Les Salles Monumentales
Le parcours muséal commence par l’escalier monumental et mène au Vestibule et au Salon Sansovinien, où le plafond est décoré d’allégories de sept peintres, dont Paolo Véronèse (récompensé comme le meilleur pour sa Musique). On y admire également les Ridotti dei Procuratori, avec des trésors cartographiques comme le planisphère de Fra Mauro (XVe siècle). L’entrée est gratuite le premier dimanche du mois. Pour visiter les salles, on accède par le Musée Correr.
Les trésors cachés
Outre les célèbres manuscrits homériques, la Marciana conserve l’Hypnerotomachia Poliphili d’Alde Manuce (1499) et une riche collection d’incunables (2 800) et de livres du XVIe siècle (24 000).
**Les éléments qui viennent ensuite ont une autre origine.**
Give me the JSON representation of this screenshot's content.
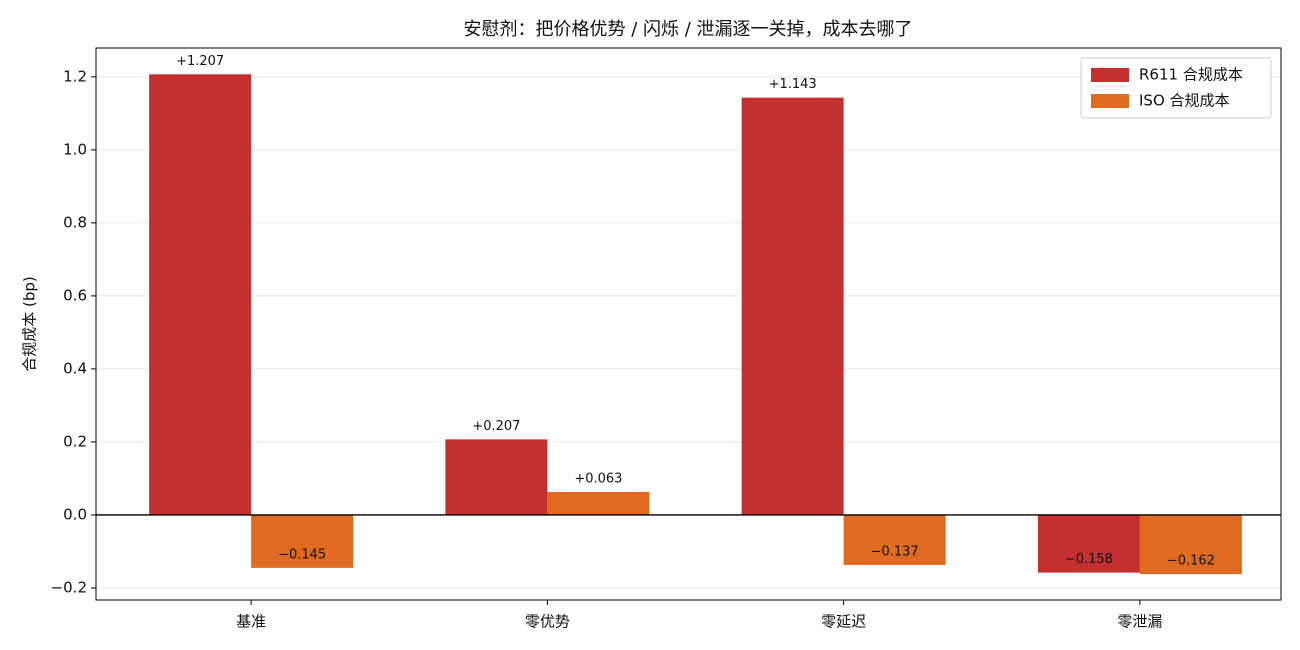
{
  "chart_data": {
    "type": "bar",
    "title": "安慰剂：把价格优势 / 闪烁 / 泄漏逐一关掉，成本去哪了",
    "y_label": "合规成本 (bp)",
    "categories": [
      "基准",
      "零优势",
      "零延迟",
      "零泄漏"
    ],
    "series": [
      {
        "name": "R611 合规成本",
        "color": "#c43030",
        "values": [
          1.207,
          0.207,
          1.143,
          -0.158
        ],
        "value_labels": [
          "+1.207",
          "+0.207",
          "+1.143",
          "−0.158"
        ]
      },
      {
        "name": "ISO 合规成本",
        "color": "#e06a20",
        "values": [
          -0.145,
          0.063,
          -0.137,
          -0.162
        ],
        "value_labels": [
          "−0.145",
          "+0.063",
          "−0.137",
          "−0.162"
        ]
      }
    ],
    "ylim": [
      -0.233,
      1.279
    ],
    "yticks": [
      {
        "value": -0.2,
        "label": "−0.2"
      },
      {
        "value": 0,
        "label": "0.0"
      },
      {
        "value": 0.2,
        "label": "0.2"
      },
      {
        "value": 0.4,
        "label": "0.4"
      },
      {
        "value": 0.6,
        "label": "0.6"
      },
      {
        "value": 0.8,
        "label": "0.8"
      },
      {
        "value": 1.0,
        "label": "1.0"
      },
      {
        "value": 1.2,
        "label": "1.2"
      }
    ],
    "grid": true,
    "legend": "upper right"
  }
}
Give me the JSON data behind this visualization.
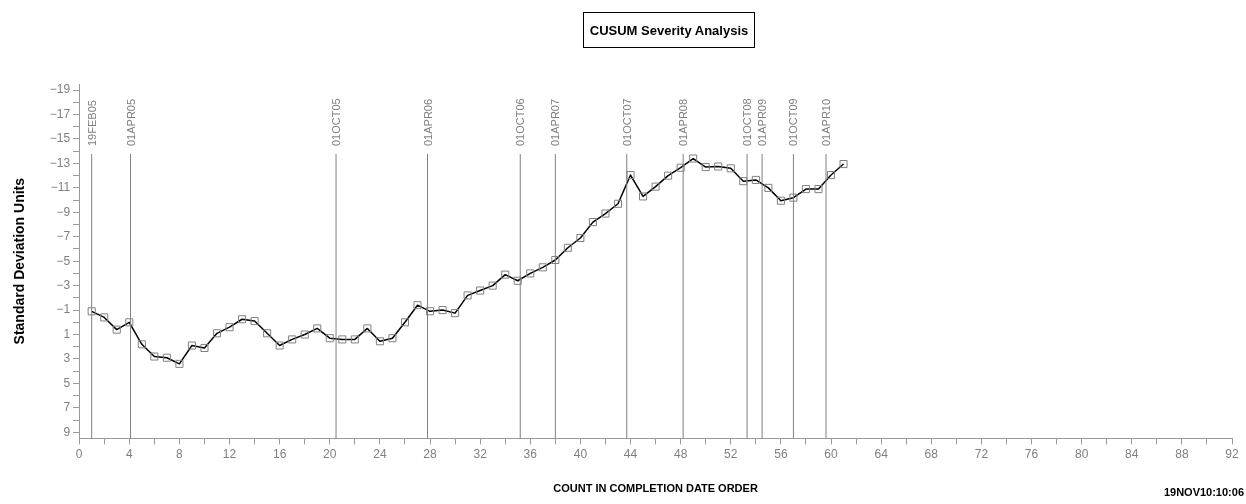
{
  "chart_data": {
    "type": "line",
    "title": "CUSUM Severity Analysis",
    "xlabel": "COUNT IN COMPLETION DATE ORDER",
    "ylabel": "Standard Deviation Units",
    "annotations": [
      "19NOV10:10:06"
    ],
    "x": [
      1,
      2,
      3,
      4,
      5,
      6,
      7,
      8,
      9,
      10,
      11,
      12,
      13,
      14,
      15,
      16,
      17,
      18,
      19,
      20,
      21,
      22,
      23,
      24,
      25,
      26,
      27,
      28,
      29,
      30,
      31,
      32,
      33,
      34,
      35,
      36,
      37,
      38,
      39,
      40,
      41,
      42,
      43,
      44,
      45,
      46,
      47,
      48,
      49,
      50,
      51,
      52,
      53,
      54,
      55,
      56,
      57,
      58,
      59,
      60,
      61
    ],
    "series": [
      {
        "color": "#000000",
        "values": [
          -0.9,
          -0.4,
          0.6,
          0.0,
          1.8,
          2.8,
          2.9,
          3.4,
          1.9,
          2.1,
          0.9,
          0.4,
          -0.25,
          -0.1,
          0.9,
          1.9,
          1.4,
          1.0,
          0.5,
          1.3,
          1.4,
          1.4,
          0.5,
          1.55,
          1.3,
          0.0,
          -1.4,
          -0.9,
          -1.0,
          -0.75,
          -2.2,
          -2.6,
          -3.0,
          -3.9,
          -3.4,
          -4.0,
          -4.5,
          -5.1,
          -6.1,
          -6.9,
          -8.2,
          -8.9,
          -9.7,
          -12.05,
          -10.3,
          -11.1,
          -12.0,
          -12.65,
          -13.4,
          -12.7,
          -12.75,
          -12.6,
          -11.55,
          -11.65,
          -11.0,
          -9.95,
          -10.2,
          -10.9,
          -10.9,
          -12.05,
          -12.95
        ]
      }
    ],
    "marker": "square",
    "line_style": "solid",
    "grid": false,
    "legend": false,
    "xlim": [
      0,
      92
    ],
    "xticks": [
      0,
      {
        "value": 2,
        "label": null
      },
      4,
      {
        "value": 6,
        "label": null
      },
      8,
      {
        "value": 10,
        "label": null
      },
      12,
      {
        "value": 14,
        "label": null
      },
      16,
      {
        "value": 18,
        "label": null
      },
      20,
      {
        "value": 22,
        "label": null
      },
      24,
      {
        "value": 26,
        "label": null
      },
      28,
      {
        "value": 30,
        "label": null
      },
      32,
      {
        "value": 34,
        "label": null
      },
      36,
      {
        "value": 38,
        "label": null
      },
      40,
      {
        "value": 42,
        "label": null
      },
      44,
      {
        "value": 46,
        "label": null
      },
      48,
      {
        "value": 50,
        "label": null
      },
      52,
      {
        "value": 54,
        "label": null
      },
      56,
      {
        "value": 58,
        "label": null
      },
      60,
      {
        "value": 62,
        "label": null
      },
      64,
      {
        "value": 66,
        "label": null
      },
      68,
      {
        "value": 70,
        "label": null
      },
      72,
      {
        "value": 74,
        "label": null
      },
      76,
      {
        "value": 78,
        "label": null
      },
      80,
      {
        "value": 82,
        "label": null
      },
      84,
      {
        "value": 86,
        "label": null
      },
      88,
      {
        "value": 90,
        "label": null
      },
      92
    ],
    "ylim": [
      9.5,
      -19.5
    ],
    "yticks": [
      -19,
      {
        "value": -18,
        "label": null
      },
      -17,
      {
        "value": -16,
        "label": null
      },
      -15,
      {
        "value": -14,
        "label": null
      },
      -13,
      {
        "value": -12,
        "label": null
      },
      -11,
      {
        "value": -10,
        "label": null
      },
      -9,
      {
        "value": -8,
        "label": null
      },
      -7,
      {
        "value": -6,
        "label": null
      },
      -5,
      {
        "value": -4,
        "label": null
      },
      -3,
      {
        "value": -2,
        "label": null
      },
      -1,
      {
        "value": 0,
        "label": null
      },
      1,
      {
        "value": 2,
        "label": null
      },
      3,
      {
        "value": 4,
        "label": null
      },
      5,
      {
        "value": 6,
        "label": null
      },
      7,
      {
        "value": 8,
        "label": null
      },
      9
    ],
    "ref_lines": [
      {
        "axis": "x",
        "value": 1,
        "label": "19FEB05",
        "color": "#808080"
      },
      {
        "axis": "x",
        "value": 4.1,
        "label": "01APR05",
        "color": "#808080"
      },
      {
        "axis": "x",
        "value": 20.5,
        "label": "01OCT05",
        "color": "#808080"
      },
      {
        "axis": "x",
        "value": 27.8,
        "label": "01APR06",
        "color": "#808080"
      },
      {
        "axis": "x",
        "value": 35.2,
        "label": "01OCT06",
        "color": "#808080"
      },
      {
        "axis": "x",
        "value": 38.0,
        "label": "01APR07",
        "color": "#808080"
      },
      {
        "axis": "x",
        "value": 43.7,
        "label": "01OCT07",
        "color": "#808080"
      },
      {
        "axis": "x",
        "value": 48.2,
        "label": "01APR08",
        "color": "#808080"
      },
      {
        "axis": "x",
        "value": 53.3,
        "label": "01OCT08",
        "color": "#808080"
      },
      {
        "axis": "x",
        "value": 54.5,
        "label": "01APR09",
        "color": "#808080"
      },
      {
        "axis": "x",
        "value": 57.0,
        "label": "01OCT09",
        "color": "#808080"
      },
      {
        "axis": "x",
        "value": 59.6,
        "label": "01APR10",
        "color": "#808080"
      }
    ]
  }
}
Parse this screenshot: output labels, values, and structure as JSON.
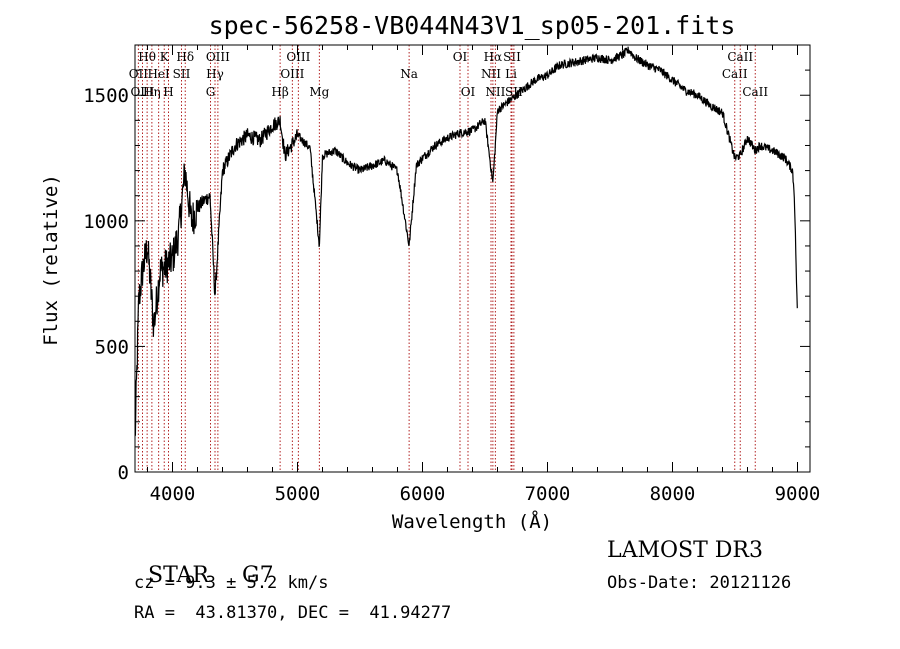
{
  "chart_data": {
    "type": "line",
    "title": "spec-56258-VB044N43V1_sp05-201.fits",
    "xlabel": "Wavelength (Å)",
    "ylabel": "Flux (relative)",
    "xlim": [
      3700,
      9100
    ],
    "ylim": [
      0,
      1700
    ],
    "x_ticks": [
      4000,
      5000,
      6000,
      7000,
      8000,
      9000
    ],
    "x_tick_labels": [
      "4000",
      "5000",
      "6000",
      "7000",
      "8000",
      "9000"
    ],
    "y_ticks": [
      0,
      500,
      1000,
      1500
    ],
    "y_tick_labels": [
      "0",
      "500",
      "1000",
      "1500"
    ],
    "series": [
      {
        "name": "flux",
        "color": "#000000",
        "x": [
          3700,
          3730,
          3760,
          3800,
          3850,
          3900,
          3950,
          4000,
          4050,
          4100,
          4150,
          4200,
          4250,
          4300,
          4340,
          4400,
          4500,
          4600,
          4700,
          4800,
          4861,
          4900,
          5000,
          5100,
          5175,
          5200,
          5300,
          5400,
          5500,
          5600,
          5700,
          5800,
          5893,
          5950,
          6000,
          6100,
          6200,
          6300,
          6400,
          6500,
          6563,
          6600,
          6700,
          6800,
          6900,
          7000,
          7100,
          7200,
          7300,
          7400,
          7500,
          7600,
          7650,
          7700,
          7800,
          7900,
          8000,
          8100,
          8200,
          8300,
          8400,
          8498,
          8542,
          8600,
          8662,
          8700,
          8800,
          8900,
          8960,
          8975,
          8990,
          9000
        ],
        "y": [
          120,
          680,
          800,
          900,
          580,
          800,
          820,
          850,
          950,
          1200,
          1000,
          1050,
          1080,
          1100,
          700,
          1200,
          1300,
          1340,
          1320,
          1380,
          1400,
          1260,
          1340,
          1290,
          900,
          1260,
          1280,
          1230,
          1200,
          1220,
          1240,
          1200,
          900,
          1220,
          1250,
          1300,
          1330,
          1350,
          1360,
          1400,
          1150,
          1440,
          1480,
          1520,
          1560,
          1580,
          1620,
          1630,
          1640,
          1650,
          1640,
          1660,
          1680,
          1650,
          1620,
          1600,
          1560,
          1520,
          1500,
          1460,
          1430,
          1250,
          1260,
          1330,
          1280,
          1300,
          1280,
          1250,
          1200,
          1100,
          800,
          600
        ]
      }
    ],
    "line_markers": [
      {
        "wavelength": 3727,
        "labels": [
          "OII"
        ],
        "row": 2
      },
      {
        "wavelength": 3760,
        "labels": [
          "OIII"
        ],
        "row": 3
      },
      {
        "wavelength": 3797,
        "labels": [
          "Hθ"
        ],
        "row": 1
      },
      {
        "wavelength": 3835,
        "labels": [
          "Hη"
        ],
        "row": 3
      },
      {
        "wavelength": 3889,
        "labels": [
          "HeI"
        ],
        "row": 2
      },
      {
        "wavelength": 3934,
        "labels": [
          "K"
        ],
        "row": 1
      },
      {
        "wavelength": 3968,
        "labels": [
          "H"
        ],
        "row": 3
      },
      {
        "wavelength": 4072,
        "labels": [
          "SII"
        ],
        "row": 2
      },
      {
        "wavelength": 4102,
        "labels": [
          "Hδ"
        ],
        "row": 1
      },
      {
        "wavelength": 4304,
        "labels": [
          "G"
        ],
        "row": 3
      },
      {
        "wavelength": 4340,
        "labels": [
          "Hγ"
        ],
        "row": 2
      },
      {
        "wavelength": 4363,
        "labels": [
          "OIII"
        ],
        "row": 1
      },
      {
        "wavelength": 4861,
        "labels": [
          "Hβ"
        ],
        "row": 3
      },
      {
        "wavelength": 4959,
        "labels": [
          "OIII"
        ],
        "row": 2
      },
      {
        "wavelength": 5007,
        "labels": [
          "OIII"
        ],
        "row": 1
      },
      {
        "wavelength": 5175,
        "labels": [
          "Mg"
        ],
        "row": 3
      },
      {
        "wavelength": 5893,
        "labels": [
          "Na"
        ],
        "row": 2
      },
      {
        "wavelength": 6300,
        "labels": [
          "OI"
        ],
        "row": 1
      },
      {
        "wavelength": 6364,
        "labels": [
          "OI"
        ],
        "row": 3
      },
      {
        "wavelength": 6548,
        "labels": [
          "NII"
        ],
        "row": 2
      },
      {
        "wavelength": 6563,
        "labels": [
          "Hα"
        ],
        "row": 1
      },
      {
        "wavelength": 6583,
        "labels": [
          "NII"
        ],
        "row": 3
      },
      {
        "wavelength": 6708,
        "labels": [
          "Li"
        ],
        "row": 2
      },
      {
        "wavelength": 6716,
        "labels": [
          "SII"
        ],
        "row": 1
      },
      {
        "wavelength": 6731,
        "labels": [
          "SII"
        ],
        "row": 3
      },
      {
        "wavelength": 8498,
        "labels": [
          "CaII"
        ],
        "row": 2
      },
      {
        "wavelength": 8542,
        "labels": [
          "CaII"
        ],
        "row": 1
      },
      {
        "wavelength": 8662,
        "labels": [
          "CaII"
        ],
        "row": 3
      }
    ]
  },
  "info": {
    "class_label": "STAR",
    "subclass": "G7",
    "survey": "LAMOST DR3",
    "cz": "cz = 9.3 ± 5.2 km/s",
    "obs_date": "Obs-Date: 20121126",
    "coords": "RA =  43.81370, DEC =  41.94277"
  },
  "colors": {
    "spectrum": "#000000",
    "marker_line": "#b22222",
    "axis": "#000000"
  }
}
Parmi les pièces maîtresses, le planisphère de Fra Mauro, un chef-d’œuvre de la cartographie médiévale, et la copie de l’Iliade du Xe siècle. La bibliothèque possède également des manuscrits enluminés comme le codex français Z 6, avec la Chanson d’Aspremont.
Pourquoi le visiter
Trois raisons : premièrement, c’est l’une des bibliothèques publiques les plus anciennes d’Italie, avec une atmosphère unique. Deuxièmement, les Salles Monumentales sont une œuvre d’art totale, avec des fresques de Titien et Véronèse. Troisièmement, le planisphère de Fra Mauro est un document extraordinaire. De plus, les expositions temporaires (comme « Audacieuses et sportives » jusqu’au 28 février 2025) enrichissent la visite.
Quand y aller
Le meilleur moment ? Tôt le matin, dès l’ouverture (à 8h30), quand la lumière éclaire les plafonds dorés et qu’il y a peu de monde. Évitez le week-end si possible. En automne, il y a des événements intéressants, comme la présentation du livre le 9 octobre 2025. L’hiver est suggestif par son calme, tandis qu’en été, la bibliothèque est une oasis de fraîcheur.
Dans les environs
À quelques pas, le Musée Correr offre un panorama sur l’histoire de Venise. Incontournable, la Basilique Saint-Marc avec ses mosaïques byzantines. Si vous avez le temps, faites un tour sur le Grand Canal ou visitez le proche Palais des Doges.